Ma è soprattutto l’habitat produttivo a rincarare. «I 34 governi provinciali, indebitati fino al collo dopo il grande ciclo delle opere pubbliche, devono fronteggiare la stretta bancaria e immobiliare», dunque raschiano soldi dove possono torchiando le imprese: «sicurezza sul lavoro, norme antincendio, ambientali, tutte cose su cui prima sorvolavano», prosegue Forchielli. Nel frattempo «il costo del lavoro lievita del 20% l’anno, ben oltre una produttività frenata dai pochi investimenti in tecnologia e formazione. Ogni giorno ci sono operai e fornitori che chiedono l’aumento», raccontano i manager del fondo Mandarin.
Caterpillar
Secondo le stime di Boston Consulting Group, un salario medio cinese nel delta dello Yangtze fermo a 0,72 dollari l’ora nel 2000, salirà a 8,16 nel 2015. Vuol dire che il risparmio sui costi occidentali ormai non vale più del 15 per cento. Così sempre più aziende europee o americane si fanno un giro ma decidono di non aprire. E’ successo ad una grossa azienda chimica tedesca che ha appena disdetto un pre-contratto per andarsi a basare in Arkansas. Chi concepisce la Cina come pura base di esportazione, ormai ci pensa bene prima di venire.
Naturalmente Pechino resta la locomotiva del mondo. La produzione industriale tiene (+17% sul 2010), i consumi girano (+16%) e il Pil crescerà anche quest’anno all’8%, nonostante i tentativi di raffreddarlo per evitare di importare inflazione dagli Usa.

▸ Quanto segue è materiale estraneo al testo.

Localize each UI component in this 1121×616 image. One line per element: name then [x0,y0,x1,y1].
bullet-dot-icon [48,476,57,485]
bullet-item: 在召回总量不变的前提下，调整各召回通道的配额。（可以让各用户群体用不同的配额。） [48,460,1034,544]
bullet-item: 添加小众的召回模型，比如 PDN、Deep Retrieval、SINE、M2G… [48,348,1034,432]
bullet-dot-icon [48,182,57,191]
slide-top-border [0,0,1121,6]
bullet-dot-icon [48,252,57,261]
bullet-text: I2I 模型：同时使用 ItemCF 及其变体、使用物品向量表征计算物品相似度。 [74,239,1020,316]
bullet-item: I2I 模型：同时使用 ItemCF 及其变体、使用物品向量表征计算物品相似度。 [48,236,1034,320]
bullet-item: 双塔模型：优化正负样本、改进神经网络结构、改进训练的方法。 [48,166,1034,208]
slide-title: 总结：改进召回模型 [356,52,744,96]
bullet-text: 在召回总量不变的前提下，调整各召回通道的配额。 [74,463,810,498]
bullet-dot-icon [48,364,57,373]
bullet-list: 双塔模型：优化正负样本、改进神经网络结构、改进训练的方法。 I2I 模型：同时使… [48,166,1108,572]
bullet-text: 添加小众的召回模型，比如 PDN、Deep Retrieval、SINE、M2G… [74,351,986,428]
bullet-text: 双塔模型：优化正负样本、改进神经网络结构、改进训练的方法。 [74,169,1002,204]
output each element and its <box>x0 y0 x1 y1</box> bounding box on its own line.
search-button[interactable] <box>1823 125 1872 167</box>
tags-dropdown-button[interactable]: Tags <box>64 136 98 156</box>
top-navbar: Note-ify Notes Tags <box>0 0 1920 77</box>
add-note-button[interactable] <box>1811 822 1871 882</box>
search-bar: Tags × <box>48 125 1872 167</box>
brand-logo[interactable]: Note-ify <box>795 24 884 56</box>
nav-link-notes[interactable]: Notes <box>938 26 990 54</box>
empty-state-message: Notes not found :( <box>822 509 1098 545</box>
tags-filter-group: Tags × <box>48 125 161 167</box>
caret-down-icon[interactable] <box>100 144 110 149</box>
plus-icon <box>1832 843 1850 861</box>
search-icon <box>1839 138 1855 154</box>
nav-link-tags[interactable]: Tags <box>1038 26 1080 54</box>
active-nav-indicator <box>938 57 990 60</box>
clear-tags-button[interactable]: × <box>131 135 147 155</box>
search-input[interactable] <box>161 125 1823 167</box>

Ma la transizione verso un modello meno centrato sul tridente «investimenti-produzione-export» e più attento alla domanda interna e ai servizi, sarà lungo e doloroso anche per gli scaltri timonieri del partito comunista.
A Dongguan, metropoli da 10 milioni di abitanti incastrata tra Shenzhen e Guangzhou, in pratica la principale base export del tessile e dei giocattoli made in China, se ne vedono i segni. Molte imprese stanno chiudendo per il calo della domanda estera e i costi fuori mercato: nel primo semestre dell’anno se ne contano già 265. Compresi due colossi da migliaia di posti di lavoro come il South Korean Suyi Toy Factory e la Chinese Dingjia Textile Factory.
ikea
La catena è infernale e apre veri e propri crateri sociali: i clienti europei e americani riducono gli ordinativi, le scorte si fermano in magazzino, il costo del lavoro e delle materie prime schizza e le banche non concedono i mutui necessari a pagare i fornitori. Tanto più su produzioni dove i margini non vanno oltre il 5% sempre più appannaggio di paesi low cost come Vietnam, Cambogia e Indonesia, scelte dalle grandi catene occidentali attentissime a limare i costi davanti a scenari di consumi deboli.
Paradossale, no? I paesi cintura stanno facendo quel che i cinesi fecero ai nostri distretti a metà anni 90: la concorrenza sul prezzo! Nel settore del pellame, ci sono aziende di Pechino che per difendersi stanno a loro volta delocalizzando in Africa…
Su prodotti più alti pesa invece la maturazione del consumatore occidentale. «La Cina può soddisfare alcune esigenze di base, ma ha sempre più difficoltà con i prodotti top», raccontano dalla Confindustria europea a Bruxelles. «Molti grandi buyer americani o tedeschi lamentano la scarsa fattura delle partite cinesi, e questo ci rimette in pista», rilancia un imprenditore tessile comasco. «Alcuni colleghi francesi che avevano venduto stanno riattando vecchie tessiture per tornare a produrre in casa».
Buon segno. «I cinesi non sono in grado di consegnare 30mila mq di piastrelle di buona qualità in due settimane dall’altra parte del globo, noi sì», s’inorgogliscono da Sassuolo. Il resto lo fanno i costi logistici e la scarsa tutela dei contratti. E’ la globalizzazione che si rimette in moto. Un’altra volta.